Detecting and segmenting salient objects from natural scenes, often referred to as salient object detection, has attracted great interest in computer vision. To address this challenge posed by complex backgrounds in salient object detection is crucial for advancing the field. This article proposes a novel deep learning-based architecture called SODU2-NET (Salient object detection U2-Net) for salient object detection that utilizes the U-NET base structure. This model addresses a gap in previous work that focused primarily on complex backgrounds by employing a densely supervised encoder-decoder network. The proposed SODU2-NET employs sophisticated background subtraction techniques and utilizes advanced deep learning architectures that can discern relevant foreground information when dealing with complex backgrounds. Firstly, an enriched encoder block with full feature fusion (FFF) with atrous spatial pyramid pooling (ASPP) varying dilation rates to efficiently capture multi-scale contextual information, improving salient object detection in complex backgrounds and reducing the loss of information during down-sampling. Secondly the block includes an attention module that refines the decoder, is constructed to enhances the detection of salient objects in complex backgrounds by selectively focusing attention on relevant features. This allows the model to reconstruct detailed and contextually relevant information, which is essential to determining salient objects accurately. Finally, the architecture has been improved by adding a residual block at the encoder end, which is responsible for both saliency prediction and map refinement. The proposed network is designed to learn the transformation between input images and ground truth, enabling accurate segmentation of salient object regions with clear borders and accurate prediction of fine structures. SODU2-NET is demonstrated to have superior performance in five public datasets, including DUTS, SOD, DUT OMRON, HKU-IS, PASCAL-S, and a new real world dataset, the Changsha dataset. Based on a comparative assessment of the model FCN, Squeeze-net, Deep Lab, Mask R-CNN the proposed SODU2-NET is found and achieve an improvement of precision (6%), recall (5%) and accuracy (3%). Overall, approach shows promise for improving the accuracy and efficiency of salient object detection in a variety of settings.

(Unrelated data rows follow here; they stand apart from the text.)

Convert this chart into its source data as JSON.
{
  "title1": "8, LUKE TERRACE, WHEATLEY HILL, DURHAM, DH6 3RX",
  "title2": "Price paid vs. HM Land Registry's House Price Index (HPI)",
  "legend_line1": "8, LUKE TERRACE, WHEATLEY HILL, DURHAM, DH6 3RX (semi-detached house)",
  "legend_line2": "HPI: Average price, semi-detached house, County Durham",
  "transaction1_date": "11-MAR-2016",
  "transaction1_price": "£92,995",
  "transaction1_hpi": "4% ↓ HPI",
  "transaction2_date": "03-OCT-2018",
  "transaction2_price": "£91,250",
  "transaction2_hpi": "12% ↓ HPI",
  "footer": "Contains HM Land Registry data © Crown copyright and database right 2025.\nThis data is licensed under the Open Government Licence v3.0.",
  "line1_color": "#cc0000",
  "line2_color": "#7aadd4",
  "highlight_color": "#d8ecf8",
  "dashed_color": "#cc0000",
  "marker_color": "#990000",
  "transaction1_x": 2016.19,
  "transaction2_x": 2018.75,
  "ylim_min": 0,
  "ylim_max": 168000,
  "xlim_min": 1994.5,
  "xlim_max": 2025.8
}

从自然场景中检测和分割显著物体,通常称为显著物体检测,在计算机视觉领域引起了极大的关注。应对显著物体检测中复杂背景带来的这一挑战对于推动该领域发展至关重要。本文提出了一种名为SODU2-NET(显著物体检测U2-Net)的基于深度学习的新颖架构用于显著物体检测,该架构利用了U-NET基础结构。此模型通过采用密集监督的编码器-解码器网络解决了先前工作中主要关注复杂背景的一个空白。所提出的SODU2-NET采用了复杂的背景减法技术,并利用了先进的深度学习架构,在处理复杂背景时能够辨别相关的前景信息。首先,一个具有全特征融合(FFF)和空洞空间金字塔池化(ASPP)且空洞率不同的丰富编码器块,以有效捕获多尺度上下文信息,改善在复杂背景下的显著物体检测并减少下采样过程中的信息损失。其次,该块包括一个注意力模块,用于细化解码器,其构建方式是通过有选择地将注意力集中在相关特征上来增强在复杂背景下对显著物体的检测。这使得模型能够重建详细且上下文相关的信息,这对于准确确定显著物体至关重要。最后,通过在编码器端添加一个残差块对架构进行了改进,该残差块负责显著性预测和图细化。所提出的网络旨在学习输入图像与真实标签之间的变换,从而能够准确分割具有清晰边界的显著物体区域并精确预测精细结构。实验证明,SODU2-NET在包括DUTS、SOD、DUT OMRON、HKU-IS、PASCAL-S在内的五个公共数据集以及一个新的真实世界数据集——长沙数据集中具有卓越性能。基于对模型FCN、Squeeze-net、Deep Lab、Mask R-CNN的比较评估,发现所提出的SODU2-NET在精度(提高6%)、召回率(提高5%)和准确率(提高3%)方面均有提升。总体而言,该方法有望在各种场景中提高显著物体检测的准确性和效率。